Nurten Hanım annesinin en sevdiği vazoyu kıran çocuk masumiyetiyle sakin sessizdi gelinini kaldırmaya çalışırken.

O korkunç günden sonra Nurten Hanım adeta boyut atladı. Daha anlayışlı, daha az söylenen, daha sakin bir kadın oldu. Tabii ki ondaki bu olumlu değişim önce Caner olmak üzere Mustafa Bey üzerinde de etkili olmuştu. Nurten Hanım Defne'ye nasıl davranıyorsa onlar da öyle davrandıkları için Defne'nin hayatında renkler koyudan açığa doğru değişmeye, ışıksız kalan gözleri görmeye, tutmayan elleri dokunmaya başladı.

***

Ağabeyi tatil için geldiği zaman yavrusunu alıp annesinin evine giden Defne'yi ağabeyi tanıyamamıştı. İğne ipliğe dönen kardeşine sarılıp dakikalarca ağlamıştı ama çözüm aramak yerine "Sabret kızım," diyerek teselli etmişti. Ablaları Lale ve Gül de yeğenleri Cem ile Onur'u getirmişler, bütün aile yeniden bir arada yıllardır özledikleri huzuru tekrar bulmuşlardı. Kayınvalidesi ve kocasının geçici bir iyilikte olduklarını çok iyi bilen Defne çok yakında yeni bir çıkmaz sokak ile karşılaşacağını tahmin ettiği için bütün ailesi bir aradayken onlardan yardım istemeyi defalarca düşünmüş ama yazık ki cesaret edememişti.

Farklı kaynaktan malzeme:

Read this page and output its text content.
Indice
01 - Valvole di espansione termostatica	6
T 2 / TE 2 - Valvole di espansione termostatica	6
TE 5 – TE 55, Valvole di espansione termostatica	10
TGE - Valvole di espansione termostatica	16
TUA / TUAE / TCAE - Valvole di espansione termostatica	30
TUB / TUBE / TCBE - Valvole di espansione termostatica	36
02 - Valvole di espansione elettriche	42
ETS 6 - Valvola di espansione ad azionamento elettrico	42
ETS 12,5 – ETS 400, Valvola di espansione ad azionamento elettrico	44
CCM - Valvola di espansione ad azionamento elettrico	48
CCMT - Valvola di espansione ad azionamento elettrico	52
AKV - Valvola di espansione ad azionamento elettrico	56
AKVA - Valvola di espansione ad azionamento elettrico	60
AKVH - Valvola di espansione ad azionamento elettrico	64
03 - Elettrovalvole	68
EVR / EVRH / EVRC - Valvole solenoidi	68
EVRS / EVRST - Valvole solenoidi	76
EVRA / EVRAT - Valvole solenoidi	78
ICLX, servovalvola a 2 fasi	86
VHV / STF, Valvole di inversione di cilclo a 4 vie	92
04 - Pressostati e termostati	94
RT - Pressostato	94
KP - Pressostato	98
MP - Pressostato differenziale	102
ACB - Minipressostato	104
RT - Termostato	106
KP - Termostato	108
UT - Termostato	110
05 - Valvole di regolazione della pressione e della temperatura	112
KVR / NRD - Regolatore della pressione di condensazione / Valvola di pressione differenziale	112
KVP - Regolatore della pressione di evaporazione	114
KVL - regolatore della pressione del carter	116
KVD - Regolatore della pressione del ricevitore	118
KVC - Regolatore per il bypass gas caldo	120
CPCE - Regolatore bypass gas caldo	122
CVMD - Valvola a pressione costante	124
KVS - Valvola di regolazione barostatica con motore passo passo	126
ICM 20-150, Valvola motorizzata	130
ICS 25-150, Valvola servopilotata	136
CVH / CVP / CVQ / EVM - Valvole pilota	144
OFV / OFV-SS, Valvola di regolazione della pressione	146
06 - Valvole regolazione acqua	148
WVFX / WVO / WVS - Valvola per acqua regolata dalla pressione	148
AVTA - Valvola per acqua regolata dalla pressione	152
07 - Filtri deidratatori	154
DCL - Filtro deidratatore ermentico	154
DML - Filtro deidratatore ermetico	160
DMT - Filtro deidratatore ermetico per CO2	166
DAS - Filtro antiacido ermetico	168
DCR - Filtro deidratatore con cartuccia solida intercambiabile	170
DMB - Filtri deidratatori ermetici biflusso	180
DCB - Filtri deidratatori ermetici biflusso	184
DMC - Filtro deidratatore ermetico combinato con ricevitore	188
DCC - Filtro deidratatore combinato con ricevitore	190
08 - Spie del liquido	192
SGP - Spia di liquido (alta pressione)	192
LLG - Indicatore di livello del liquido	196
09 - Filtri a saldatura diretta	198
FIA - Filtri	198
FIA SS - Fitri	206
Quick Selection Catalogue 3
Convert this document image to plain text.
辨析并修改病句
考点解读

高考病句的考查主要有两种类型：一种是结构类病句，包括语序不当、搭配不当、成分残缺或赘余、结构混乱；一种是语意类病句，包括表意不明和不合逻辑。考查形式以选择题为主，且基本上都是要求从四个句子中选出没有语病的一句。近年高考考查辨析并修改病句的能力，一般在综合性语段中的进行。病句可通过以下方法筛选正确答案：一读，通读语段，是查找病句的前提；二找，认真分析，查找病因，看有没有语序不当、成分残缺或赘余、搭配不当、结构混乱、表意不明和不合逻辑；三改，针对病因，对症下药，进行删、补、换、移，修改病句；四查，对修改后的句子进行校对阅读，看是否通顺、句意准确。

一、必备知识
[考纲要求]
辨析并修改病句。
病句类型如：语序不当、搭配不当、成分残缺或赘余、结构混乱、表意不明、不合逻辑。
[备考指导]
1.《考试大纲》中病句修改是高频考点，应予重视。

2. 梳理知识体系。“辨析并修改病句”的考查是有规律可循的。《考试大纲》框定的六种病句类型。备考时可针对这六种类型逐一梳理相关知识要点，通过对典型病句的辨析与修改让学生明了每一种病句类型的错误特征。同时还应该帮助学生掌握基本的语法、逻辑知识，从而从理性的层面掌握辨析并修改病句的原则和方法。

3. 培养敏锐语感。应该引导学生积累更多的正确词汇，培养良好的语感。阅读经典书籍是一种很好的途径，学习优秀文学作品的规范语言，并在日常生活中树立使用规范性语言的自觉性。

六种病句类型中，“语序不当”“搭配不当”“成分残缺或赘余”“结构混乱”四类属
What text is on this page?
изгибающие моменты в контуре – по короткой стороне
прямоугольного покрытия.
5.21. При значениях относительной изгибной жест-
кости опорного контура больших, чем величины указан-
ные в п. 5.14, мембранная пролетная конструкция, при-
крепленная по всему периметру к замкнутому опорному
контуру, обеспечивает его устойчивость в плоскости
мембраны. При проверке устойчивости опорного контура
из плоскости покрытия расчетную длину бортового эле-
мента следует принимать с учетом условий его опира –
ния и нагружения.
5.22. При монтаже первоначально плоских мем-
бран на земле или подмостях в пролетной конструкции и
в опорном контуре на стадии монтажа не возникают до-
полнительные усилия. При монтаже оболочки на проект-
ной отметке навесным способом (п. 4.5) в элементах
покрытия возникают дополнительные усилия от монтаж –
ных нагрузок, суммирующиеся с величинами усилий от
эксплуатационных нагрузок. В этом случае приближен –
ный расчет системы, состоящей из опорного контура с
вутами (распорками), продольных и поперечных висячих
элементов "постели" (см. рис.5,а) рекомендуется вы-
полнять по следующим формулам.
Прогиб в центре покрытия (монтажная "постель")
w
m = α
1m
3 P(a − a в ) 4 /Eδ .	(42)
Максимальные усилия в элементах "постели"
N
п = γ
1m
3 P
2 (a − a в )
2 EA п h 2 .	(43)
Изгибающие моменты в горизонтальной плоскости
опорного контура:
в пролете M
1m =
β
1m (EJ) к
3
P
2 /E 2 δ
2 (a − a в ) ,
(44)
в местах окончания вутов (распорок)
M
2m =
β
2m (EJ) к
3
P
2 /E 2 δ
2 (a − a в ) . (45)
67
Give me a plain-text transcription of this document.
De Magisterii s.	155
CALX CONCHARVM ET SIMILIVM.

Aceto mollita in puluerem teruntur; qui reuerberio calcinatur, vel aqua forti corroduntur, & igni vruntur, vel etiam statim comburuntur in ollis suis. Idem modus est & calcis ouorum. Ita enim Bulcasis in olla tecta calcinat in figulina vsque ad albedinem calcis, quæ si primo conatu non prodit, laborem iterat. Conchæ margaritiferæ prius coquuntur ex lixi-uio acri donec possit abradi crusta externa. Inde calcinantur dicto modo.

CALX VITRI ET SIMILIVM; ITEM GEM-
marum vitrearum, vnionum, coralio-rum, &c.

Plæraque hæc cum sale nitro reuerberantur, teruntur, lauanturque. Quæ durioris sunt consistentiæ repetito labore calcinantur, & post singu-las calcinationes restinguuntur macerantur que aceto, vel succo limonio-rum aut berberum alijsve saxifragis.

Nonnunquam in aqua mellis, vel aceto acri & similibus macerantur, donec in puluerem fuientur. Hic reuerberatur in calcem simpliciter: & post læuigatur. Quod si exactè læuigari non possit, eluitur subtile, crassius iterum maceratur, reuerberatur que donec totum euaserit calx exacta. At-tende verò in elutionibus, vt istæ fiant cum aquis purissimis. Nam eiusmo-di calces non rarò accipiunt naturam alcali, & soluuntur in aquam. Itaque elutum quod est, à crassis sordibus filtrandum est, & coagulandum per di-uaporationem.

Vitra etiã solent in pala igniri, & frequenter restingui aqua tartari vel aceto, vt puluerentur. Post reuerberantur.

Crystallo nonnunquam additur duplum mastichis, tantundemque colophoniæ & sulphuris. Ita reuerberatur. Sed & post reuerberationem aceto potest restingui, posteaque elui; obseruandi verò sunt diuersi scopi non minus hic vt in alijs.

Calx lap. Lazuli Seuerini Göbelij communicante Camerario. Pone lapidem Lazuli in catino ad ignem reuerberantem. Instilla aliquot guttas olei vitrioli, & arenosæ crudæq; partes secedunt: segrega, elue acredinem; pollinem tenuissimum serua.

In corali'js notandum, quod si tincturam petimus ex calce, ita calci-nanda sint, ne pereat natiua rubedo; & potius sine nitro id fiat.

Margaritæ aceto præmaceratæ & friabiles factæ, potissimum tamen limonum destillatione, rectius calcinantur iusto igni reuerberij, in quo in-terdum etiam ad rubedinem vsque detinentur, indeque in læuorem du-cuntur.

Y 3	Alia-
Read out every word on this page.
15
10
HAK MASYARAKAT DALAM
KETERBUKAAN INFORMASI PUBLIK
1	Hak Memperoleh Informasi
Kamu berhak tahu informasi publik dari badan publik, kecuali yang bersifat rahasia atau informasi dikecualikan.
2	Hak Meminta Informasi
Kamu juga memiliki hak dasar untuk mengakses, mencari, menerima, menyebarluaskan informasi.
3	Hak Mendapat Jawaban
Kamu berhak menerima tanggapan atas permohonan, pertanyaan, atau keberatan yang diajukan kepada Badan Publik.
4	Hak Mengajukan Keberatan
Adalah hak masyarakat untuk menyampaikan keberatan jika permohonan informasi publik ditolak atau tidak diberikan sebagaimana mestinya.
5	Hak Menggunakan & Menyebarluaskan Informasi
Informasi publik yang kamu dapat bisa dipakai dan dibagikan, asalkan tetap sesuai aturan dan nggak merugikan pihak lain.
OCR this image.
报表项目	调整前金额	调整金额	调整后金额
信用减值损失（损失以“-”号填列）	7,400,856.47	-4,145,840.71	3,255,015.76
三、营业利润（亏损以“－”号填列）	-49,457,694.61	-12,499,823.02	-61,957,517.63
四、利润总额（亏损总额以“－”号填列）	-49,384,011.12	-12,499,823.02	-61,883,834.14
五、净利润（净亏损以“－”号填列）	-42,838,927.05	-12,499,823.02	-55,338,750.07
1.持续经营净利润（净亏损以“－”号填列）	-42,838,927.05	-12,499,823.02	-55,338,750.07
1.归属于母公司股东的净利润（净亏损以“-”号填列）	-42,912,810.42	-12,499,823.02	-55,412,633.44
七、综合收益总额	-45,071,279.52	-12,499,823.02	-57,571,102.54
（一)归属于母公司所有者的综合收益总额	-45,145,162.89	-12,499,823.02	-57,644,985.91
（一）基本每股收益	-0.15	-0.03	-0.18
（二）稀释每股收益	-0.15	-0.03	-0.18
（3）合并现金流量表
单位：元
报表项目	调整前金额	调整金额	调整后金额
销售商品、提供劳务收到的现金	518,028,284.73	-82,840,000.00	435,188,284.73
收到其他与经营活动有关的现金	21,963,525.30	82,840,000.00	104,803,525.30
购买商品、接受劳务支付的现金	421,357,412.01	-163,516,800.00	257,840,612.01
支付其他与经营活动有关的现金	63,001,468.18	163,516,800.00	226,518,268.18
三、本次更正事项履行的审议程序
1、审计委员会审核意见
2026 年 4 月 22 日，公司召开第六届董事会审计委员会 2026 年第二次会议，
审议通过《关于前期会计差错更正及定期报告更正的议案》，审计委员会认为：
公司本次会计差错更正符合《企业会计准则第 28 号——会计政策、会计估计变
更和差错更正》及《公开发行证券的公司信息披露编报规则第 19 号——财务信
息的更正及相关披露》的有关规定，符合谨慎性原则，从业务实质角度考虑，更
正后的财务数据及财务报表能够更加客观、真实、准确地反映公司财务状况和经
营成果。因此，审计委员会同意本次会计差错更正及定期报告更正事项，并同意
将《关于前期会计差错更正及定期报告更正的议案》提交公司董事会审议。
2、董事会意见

Günler haftalar çok hızlı geçmişti ve Defne'nin tahmin ettiği ışıksız günler geri gelmişti.

Artık alışmış olmalıydı ama alışamıyordu bu sevgisiz, saygısız hayata.

Caner'in "günübirlik" diye adlandırdığı ihanetleri ve sütten çıkmış ak kaşık halleri Defne'yi deli etse de ses çıkaramıyordu genç kadın. Yeni edindiği arkadaş çevresi ile hemen hemen her gece dışarıda oluyor, sabaha karşı geldiği zaman da ihanetin bütün izlerini üzerinde eve getiriyordu sevdiği adam...

Defne, daha tam olarak oturtamadığı, belki de hiç geliştiremediği özgüvenini bulmaya çalışırken, bu saygısızlıklarla tamamen yitirmişti ve mutsuzluğun dibindeydi artık.

Masum bir insanın hayatını zindana çevirmek, bu hayatı hiç acımadan çiğnemek, yok saymak ve dünyanın tek hakimi gibi davranmak nasıl rahat rahat uyumalarını sağlıyordu bu insanların? Defne, sokakta topallayan bir kedi gördüğü zaman bile uyuyamıyorken, bu bencil insan topluluğu hangi hakla Defne'nin hayatını felç etmişlerdi?

Boşanmak istiyor olmuyordu, evini ayırmak istiyor olmuyordu, mutlu olmak, sevilmek, sayılmak istiyor olmuyordu. Hayatı dört bir taraftan abluka altına alınmıştı ve yaşadığı travmalar ona ölümden başka bir çıkış göstermiyordu. Tek istediği hayatına son vererek bu zulmü bitirmekti.